The city's full faith, credit, and resources, as well as an agreement to levy ad valorem property taxes without limitation as to rate or amount, secure these bonds. This tax revenue is immediately segregated and paid to the Board of Liquidation, which is responsible for depositing, investing, and reinvesting such receipts and for paying debt service on the city's GO debt. In the event that tax revenue dedicated to the payment of debt service is insufficient, the Board of Liquidation may use funds on hand that are not dedicated to other purposes, and is empowered to levy an additional tax to cover such deficiency. The statutory provisions authorizing the bonds provide that the Board of Liquidation shall continue while any of the city's GO bonds are outstanding and unpaid and that its powers with respect to payment of the GO bonds shall not be diminished.
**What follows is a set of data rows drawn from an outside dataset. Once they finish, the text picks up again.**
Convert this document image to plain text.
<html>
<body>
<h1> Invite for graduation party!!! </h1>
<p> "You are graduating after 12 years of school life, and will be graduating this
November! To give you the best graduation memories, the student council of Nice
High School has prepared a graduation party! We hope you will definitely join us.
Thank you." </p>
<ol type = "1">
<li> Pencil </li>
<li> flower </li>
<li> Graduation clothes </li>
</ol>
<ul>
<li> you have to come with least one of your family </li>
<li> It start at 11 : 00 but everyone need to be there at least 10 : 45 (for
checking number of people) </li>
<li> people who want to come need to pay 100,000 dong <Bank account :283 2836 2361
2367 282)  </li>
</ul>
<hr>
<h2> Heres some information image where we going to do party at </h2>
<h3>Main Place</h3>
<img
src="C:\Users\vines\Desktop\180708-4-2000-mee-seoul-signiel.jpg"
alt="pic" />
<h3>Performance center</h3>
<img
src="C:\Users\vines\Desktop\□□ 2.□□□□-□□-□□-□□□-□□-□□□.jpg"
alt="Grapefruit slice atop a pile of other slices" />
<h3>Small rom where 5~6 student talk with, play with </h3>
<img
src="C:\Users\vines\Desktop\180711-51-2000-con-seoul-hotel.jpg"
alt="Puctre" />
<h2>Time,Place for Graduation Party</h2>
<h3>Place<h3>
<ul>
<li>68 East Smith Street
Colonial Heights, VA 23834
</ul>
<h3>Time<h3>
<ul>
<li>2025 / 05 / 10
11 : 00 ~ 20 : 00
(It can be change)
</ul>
Officials will use the series 2016 GO bond proceeds to refund a portion of the city's existing debt for savings.
The rating reflects our view of the city's:Strong economy, with access to a broad and diverse metropolitan statistical area (MSA); Strong management, with "good" financial policies and practices under our financial management assessment (FMA) methodology; Adequate budgetary performance, with operating results that we expect could deteriorate in the near term relative to fiscal 2015, which closed with balanced operating results in the general fund and an operating surplus at the total governmental fund level; Strong budgetary flexibility, with an available fund balance in fiscal 2015 of 12.3% of operating expenditures; Very strong liquidity, with total government available cash at 16.3% of total governmental fund expenditures and 124.9% of governmental debt service, and access to external liquidity we consider exceptional; Very weak debt and contingent liability position, with debt service carrying charges at 13.1% of expenditures and net direct debt that is 95.7% of total governmental fund revenue, as well as a large pension and other postemployment benefit (OPEB) obligation and the lack of a plan to sufficiently address the obligation; and Very strong institutional framework score. The stable outlook reflects our expectation that we will not change the rating during the two-year outlook horizon. We believe New Orleans will maintain at least strong budgetary flexibility with at least adequate budgetary performance, based on recent increases in assessed value and commercial retail expansion, which should allow for growth in general fund revenue collections.
A higher rating is possible if the city were to increase available reserves and maintain them at levels we consider very strong as a percent of expenditures while sustainably increasing wealth. In addition, if New Orleans were able to improve the funding of its pension obligations to 100% of the ARC along with the funding levels of administered plans to an adequate level, we could further raise the rating.
A lower rating is possible if available general fund levels fall materially and short of officials' goal of 10% of operations by 2020.